The last few days have witnessed controversy over a letter written by the Distinguished Scholars of the National Communication Association, of which I am one, in response to a change in the process for selecting its Distinguished Scholars, of which I was a signatory. Some of you may not be familiar with NCA’s DS designation, so permit me to provide a brief background.
NCA established its DS designation in 1991 to acknowledge career achievement in the study of human communication. To be considered, a scholar must be in the discipline at least 20 years. The designation recognizes career achievements as a researcher, mentor, and influence on the study of human communication. Candidates are nominated with a cover letter and a separate unsigned one-page statement that provides a context for the candidate’s accomplishments. Self-nominations are disallowed. Candidate CVs and the one-page anonymous contextualizing are distributed to the DS group. Unlike RSA, whose Fellows are selected by the Society’s Awards committee, heretofore DS selection was made by the extant DS group, which ranked up to half or fewer the candidates under consideration. To become a DS, one must be ranked by 50% of the voters, with the highest ranked, up to a maximum of 4, selected in any given year.
At the time I was named a DS, 2005, the 52 honorees included only 8 white women and no scholars of color. Several measures were adopted to address this imbalance, including opening the nomination process to the entire membership. The results have been positive but not stellar in the case of women scholars, with 14 of the 50 selected since then being white women, but only one male scholar of color. To address this glaring absence, NCA's Executive Committee determined that in the future the DS would not be selected by the DS group, as in the past. It established a selection committee to be named by NCA’s Leadership Development Committee (i.e., a committee on committees). The DS group took this action of being informed without consultation as a vote of no confidence in its ability to address the problem all agree exists. It responded with a letter to refute the action. There were two key responses to the DS letter—a letter by Star Muir, NCA President to the DS and one by Marty Medhurst, a DS and editor of Public Affairs, in the form of an editorial intended to run in his journal. Medhurst’s intended editorial, unfortunately, instantiates how a position of privilege can make us blind to the consequences of actions that reproduce that privilege. That letter has led me to reflect on my own commitments and, because I signed the DS letter and also have an official capacity in RSA, recognize this is an important moment to publicly address RSA’s commitments and my own.

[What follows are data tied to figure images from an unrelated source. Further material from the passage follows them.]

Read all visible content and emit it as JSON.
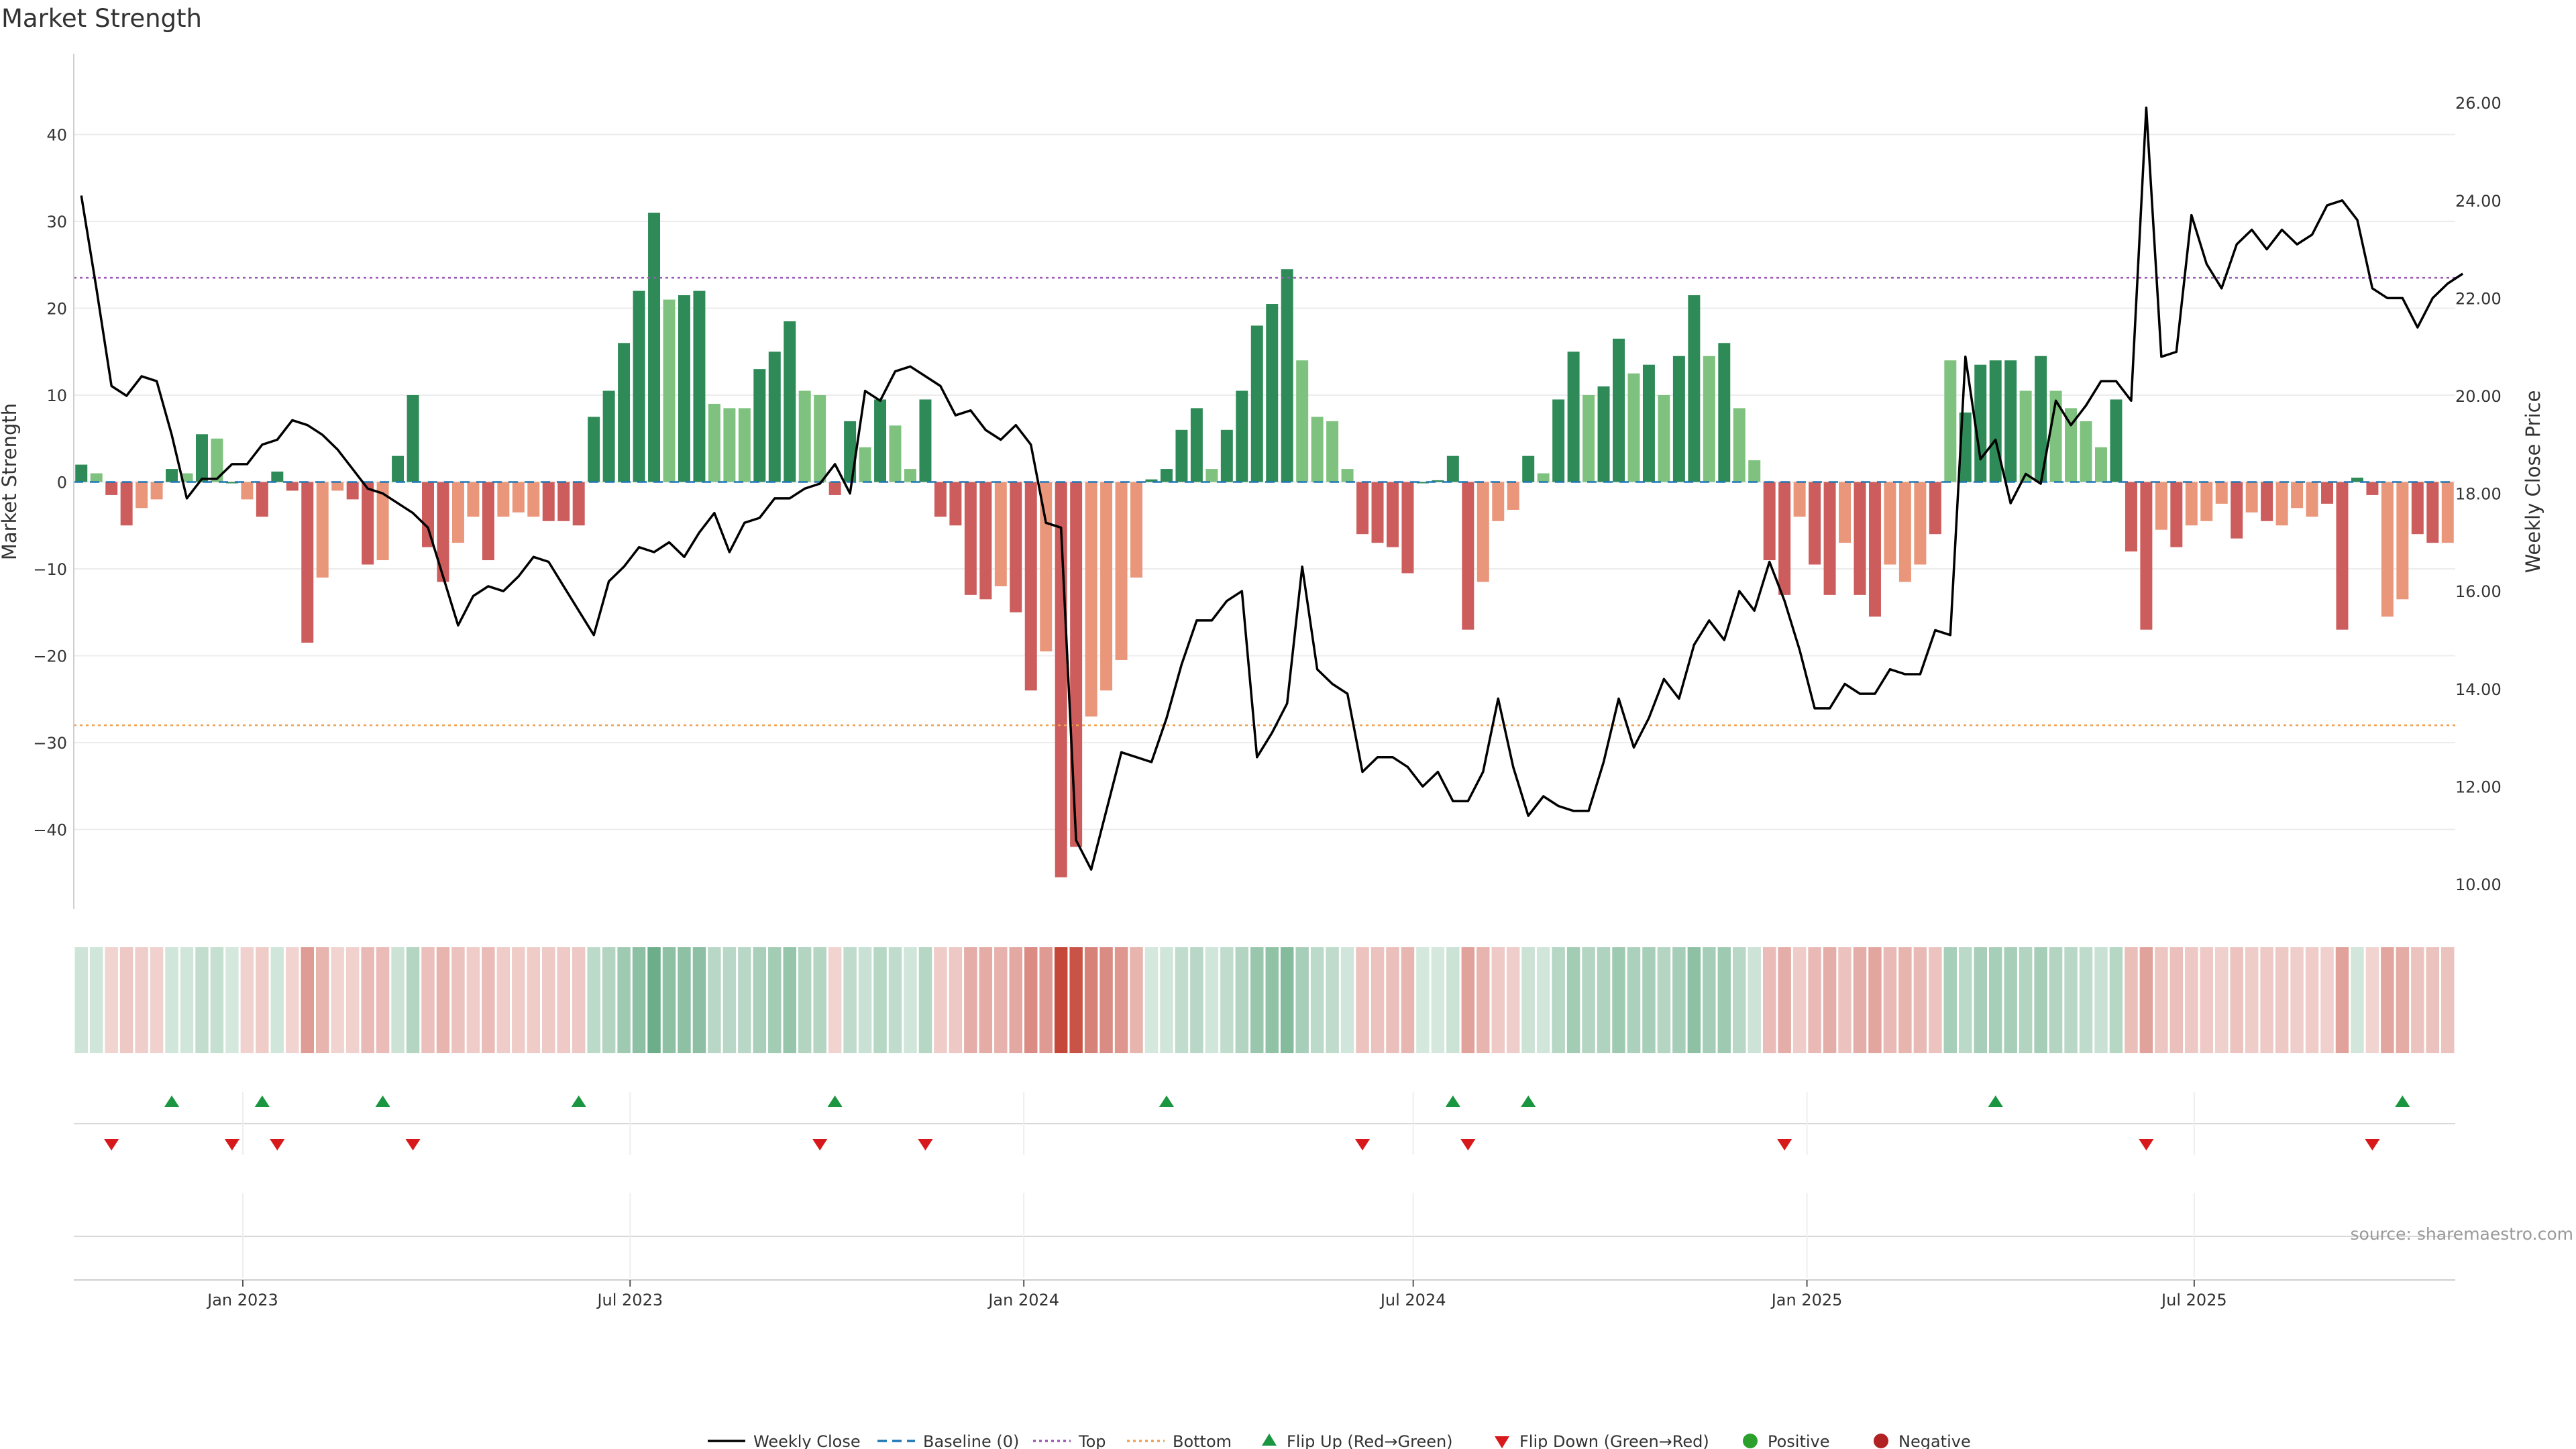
{
  "chart_data": {
    "type": "bar",
    "title": "Market Strength",
    "ylabel": "Market Strength",
    "y2label": "Weekly Close Price",
    "ylim": [
      -50,
      47
    ],
    "y2lim": [
      9.5,
      26.8
    ],
    "yticks": [
      -40,
      -30,
      -20,
      -10,
      0,
      10,
      20,
      30,
      40
    ],
    "y2ticks": [
      10.0,
      12.0,
      14.0,
      16.0,
      18.0,
      20.0,
      22.0,
      24.0,
      26.0
    ],
    "x_start": "2022-10-14",
    "x_end": "2025-10-31",
    "x_ticks": [
      "2023-01-01",
      "2023-07-01",
      "2024-01-01",
      "2024-07-01",
      "2025-01-01",
      "2025-07-01"
    ],
    "x_tick_labels": [
      "Jan 2023",
      "Jul 2023",
      "Jan 2024",
      "Jul 2024",
      "Jan 2025",
      "Jul 2025"
    ],
    "top_line": 23.5,
    "bottom_line": -28,
    "colors": {
      "dark_green": "#2e8b57",
      "light_green": "#7fc27f",
      "dark_red": "#cd5c5c",
      "light_red": "#e9967a",
      "close": "#000000",
      "baseline": "#1f77b4",
      "top": "#9b59b6",
      "bottom": "#f0a050",
      "flip_up": "#1a9641",
      "flip_down": "#d7191c",
      "positive": "#2ca02c",
      "negative": "#b22222",
      "heat_green": "#2e8b57",
      "heat_red": "#c0392b"
    },
    "strength": [
      2,
      1,
      -1.5,
      -5,
      -3,
      -2,
      1.5,
      1,
      5.5,
      5,
      0,
      -2,
      -4,
      1.2,
      -1,
      -18.5,
      -11,
      -1,
      -2,
      -9.5,
      -9,
      3,
      10,
      -7.5,
      -11.5,
      -7,
      -4,
      -9,
      -4,
      -3.5,
      -4,
      -4.5,
      -4.5,
      -5,
      7.5,
      10.5,
      16,
      22,
      31,
      21,
      21.5,
      22,
      9,
      8.5,
      8.5,
      13,
      15,
      18.5,
      10.5,
      10,
      -1.5,
      7,
      4,
      9.5,
      6.5,
      1.5,
      9.5,
      -4,
      -5,
      -13,
      -13.5,
      -12,
      -15,
      -24,
      -19.5,
      -45.5,
      -42,
      -27,
      -24,
      -20.5,
      -11,
      0.3,
      1.5,
      6,
      8.5,
      1.5,
      6,
      10.5,
      18,
      20.5,
      24.5,
      14,
      7.5,
      7,
      1.5,
      -6,
      -7,
      -7.5,
      -10.5,
      0,
      0.2,
      3,
      -17,
      -11.5,
      -4.5,
      -3.2,
      3,
      1,
      9.5,
      15,
      10,
      11,
      16.5,
      12.5,
      13.5,
      10,
      14.5,
      21.5,
      14.5,
      16,
      8.5,
      2.5,
      -9,
      -13,
      -4,
      -9.5,
      -13,
      -7,
      -13,
      -15.5,
      -9.5,
      -11.5,
      -9.5,
      -6,
      14,
      8,
      13.5,
      14,
      14,
      10.5,
      14.5,
      10.5,
      8.5,
      7,
      4,
      9.5,
      -8,
      -17,
      -5.5,
      -7.5,
      -5,
      -4.5,
      -2.5,
      -6.5,
      -3.5,
      -4.5,
      -5,
      -3,
      -4,
      -2.5,
      -17,
      0.5,
      -1.5,
      -15.5,
      -13.5,
      -6,
      -7,
      -7
    ],
    "strength_shade": [
      "dark",
      "light",
      "dark",
      "dark",
      "light",
      "light",
      "dark",
      "light",
      "dark",
      "light",
      "dark",
      "light",
      "dark",
      "dark",
      "dark",
      "dark",
      "light",
      "light",
      "dark",
      "dark",
      "light",
      "dark",
      "dark",
      "dark",
      "dark",
      "light",
      "light",
      "dark",
      "light",
      "light",
      "light",
      "dark",
      "dark",
      "dark",
      "dark",
      "dark",
      "dark",
      "dark",
      "dark",
      "light",
      "dark",
      "dark",
      "light",
      "light",
      "light",
      "dark",
      "dark",
      "dark",
      "light",
      "light",
      "dark",
      "dark",
      "light",
      "dark",
      "light",
      "light",
      "dark",
      "dark",
      "dark",
      "dark",
      "dark",
      "light",
      "dark",
      "dark",
      "light",
      "dark",
      "dark",
      "light",
      "light",
      "light",
      "light",
      "dark",
      "dark",
      "dark",
      "dark",
      "light",
      "dark",
      "dark",
      "dark",
      "dark",
      "dark",
      "light",
      "light",
      "light",
      "light",
      "dark",
      "dark",
      "dark",
      "dark",
      "dark",
      "dark",
      "dark",
      "dark",
      "light",
      "light",
      "light",
      "dark",
      "light",
      "dark",
      "dark",
      "light",
      "dark",
      "dark",
      "light",
      "dark",
      "light",
      "dark",
      "dark",
      "light",
      "dark",
      "light",
      "light",
      "dark",
      "dark",
      "light",
      "dark",
      "dark",
      "light",
      "dark",
      "dark",
      "light",
      "light",
      "light",
      "dark",
      "light",
      "dark",
      "dark",
      "dark",
      "dark",
      "light",
      "dark",
      "light",
      "light",
      "light",
      "light",
      "dark",
      "dark",
      "dark",
      "light",
      "dark",
      "light",
      "light",
      "light",
      "dark",
      "light",
      "dark",
      "light",
      "light",
      "light",
      "dark",
      "dark",
      "dark",
      "dark",
      "light",
      "light",
      "dark",
      "dark"
    ],
    "close": [
      24.1,
      22.2,
      20.2,
      20.0,
      20.4,
      20.3,
      19.2,
      17.9,
      18.3,
      18.3,
      18.6,
      18.6,
      19.0,
      19.1,
      19.5,
      19.4,
      19.2,
      18.9,
      18.5,
      18.1,
      18.0,
      17.8,
      17.6,
      17.3,
      16.3,
      15.3,
      15.9,
      16.1,
      16.0,
      16.3,
      16.7,
      16.6,
      16.1,
      15.6,
      15.1,
      16.2,
      16.5,
      16.9,
      16.8,
      17.0,
      16.7,
      17.2,
      17.6,
      16.8,
      17.4,
      17.5,
      17.9,
      17.9,
      18.1,
      18.2,
      18.6,
      18.0,
      20.1,
      19.9,
      20.5,
      20.6,
      20.4,
      20.2,
      19.6,
      19.7,
      19.3,
      19.1,
      19.4,
      19.0,
      17.4,
      17.3,
      10.9,
      10.3,
      11.5,
      12.7,
      12.6,
      12.5,
      13.4,
      14.5,
      15.4,
      15.4,
      15.8,
      16.0,
      12.6,
      13.1,
      13.7,
      16.5,
      14.4,
      14.1,
      13.9,
      12.3,
      12.6,
      12.6,
      12.4,
      12.0,
      12.3,
      11.7,
      11.7,
      12.3,
      13.8,
      12.4,
      11.4,
      11.8,
      11.6,
      11.5,
      11.5,
      12.5,
      13.8,
      12.8,
      13.4,
      14.2,
      13.8,
      14.9,
      15.4,
      15.0,
      16.0,
      15.6,
      16.6,
      15.8,
      14.8,
      13.6,
      13.6,
      14.1,
      13.9,
      13.9,
      14.4,
      14.3,
      14.3,
      15.2,
      15.1,
      20.8,
      18.7,
      19.1,
      17.8,
      18.4,
      18.2,
      19.9,
      19.4,
      19.8,
      20.3,
      20.3,
      19.9,
      25.9,
      20.8,
      20.9,
      23.7,
      22.7,
      22.2,
      23.1,
      23.4,
      23.0,
      23.4,
      23.1,
      23.3,
      23.9,
      24.0,
      23.6,
      22.2,
      22.0,
      22.0,
      21.4,
      22.0,
      22.3,
      22.5
    ],
    "flip_up_idx": [
      6,
      12,
      20,
      33,
      50,
      72,
      91,
      96,
      127,
      154
    ],
    "flip_down_idx": [
      2,
      10,
      13,
      22,
      49,
      56,
      85,
      92,
      113,
      137,
      152
    ],
    "legend": [
      "Weekly Close",
      "Baseline (0)",
      "Top",
      "Bottom",
      "Flip Up (Red→Green)",
      "Flip Down (Green→Red)",
      "Positive",
      "Negative"
    ]
  },
  "source_text": "source: sharemaestro.com"
}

I will start with my commitments. I am a white male in his 70s. That position has consequences. Being a white male in the US, I recognize that every day I must work at reassessing my privilege that comes with being a white male of a certain age. I recognize that I do not always succeed. I did not succeed in this particular case because I lost sight of the problem that transpires when a homogeneous group of predominately male and almost exclusively white scholars assess the impact and contribution of scholars whose work may address issues outside a white person’s experience. As one who has been named a Distinguished Scholar of NCA I am less concerned with how that designation is made than I am that NCA be welcoming, supportive, open, and fair to all its members. That value can only be lived if I learn from scholars whose research reflects the full range of lived experience. My signature on the original DS letter did not reflect that value.
As Executive Director of RSA, it is important that my commitments to inclusivity, to a welcoming Society, and to learning from perspectives beyond my experience are reflected in my own actions and in the exercise of my influence as a person in a position to strengthen RSA in these regards. RSA now has the most diverse board in its history. I work for them and for you to make the board’s composition an opportunity for RSA to embrace more completely and openly the way rhetoric shapes our lives and society. As its Executive Director, I strive to aid the board and officers to make its processes, its committee composition, its events, and its publications reflect these values, and where there are perceived problems, to address them. RSA is not perfect; it is a work in progress. For example, two weeks ago the board charged its president to examine its awards structures to address concerns of bias. The same imperative holds that I strive to learn from its officers, board, editors, and administrative offices about the myriad ways RSA is experienced and how we might continue to improve.
Regardless of my intent at the time, I regret that signing the DS letter was not conducive to expressing the principles that I value or the aims that I seek as Executive Director of RSA.